Из нас двоих Франк был куда более интересен. Великолепно сложённый: высокий, широкоплечий, стройный, прямо-таки Аполлон, таким он был в юности. Позднее, когда его нос стал массивнее, лоб выше, а на лице появились первые морщины, он мог сойти за молодого царя Саула146. Его жизнь была подобна моей, но масштабнее, удачнее. Его швыряло так же, как и меня, но сильнее, он и любил, и отчаивался глубже, в его юности было больше блеска, но он и платил за этот блеск разрушительной, тяжелой тоской, которой я не знал.

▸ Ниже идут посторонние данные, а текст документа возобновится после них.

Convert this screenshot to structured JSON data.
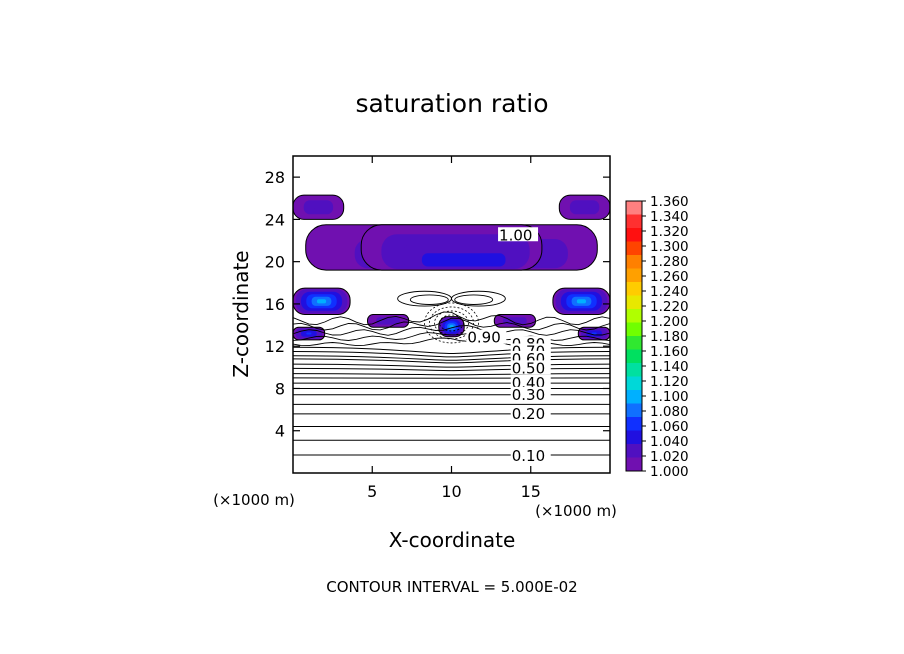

В одном из периодов тоски он тогда как раз и пребывал, и период этот длился уж очень долго—почти год. Надо сказать, у этой тоски был значительный внешний повод. Год тому назад его подруга Ханни— довольно случайно и абсолютно не всерьез — ему изменила. Но это буквально сшибло с ног Франка. Звучит довольно странно и смешно, если приложить к происходящему мерки обычных любовных отношений XX века, но то была настоящая великая страсть старого стиля, одна из тех вышедших из моды, да, кажется, и вовсе исчезнувших любовных историй, что в свое время породили «Вертера», «Новую Элоизу», ««Книгу песен» Генриха Гейне и вальсы Шопена. Такого рода чувства не терпят легкомысленной неверности; и то, что разыгралось сначала в душе у него, а потом, когда Ханни поняла, что наделала, — у нее, не чем иным, как катастрофой, назвать нельзя. Все было довольно печально: разрыв;
половинчатое, сомнительное примирение; попытки сойтись с другими женщинами, ничего, кроме отвращения, Франку не приносившие, загонявшие его в еще большую безнадегу; кое-как заштопанные отношения с Ханни, все более и более напоминающие карикатуру на их общее прошлое; наконец, усталость и апатия, все большее погружение в неотвратимое. Подобные истории широко известны, о них написаны романы, ведь это не что иное, как расплата за великое счастье. В конце концов у Франка появилась другая девушка по имени Эллен, спокойная и рассудительная маленькая дама, умница-студентка, окруженная приятной атмосферой буржуазной респектабельности, покоя и порядка, воплощение чинной эпохи выздоровления и реставрации после смертоносных революций, смут и страстей. Франк, если можно так выразиться, показал мне новую подругу совсем недавно — несколько позднее он наполовину в шутку наполовину всерьез поинтересовался, как я отнесусь к его помолвке с Эллен; затем—звание асессора, женитьба, полное обуржуазивание. Разве Эллен не сможет стать настоящей буржуазной женой? Я засмеялся и сказал, что, на мой взгляд, решение принято несколько скоропалительно. Франк тоже рассмеялся. На том разговор и закончился.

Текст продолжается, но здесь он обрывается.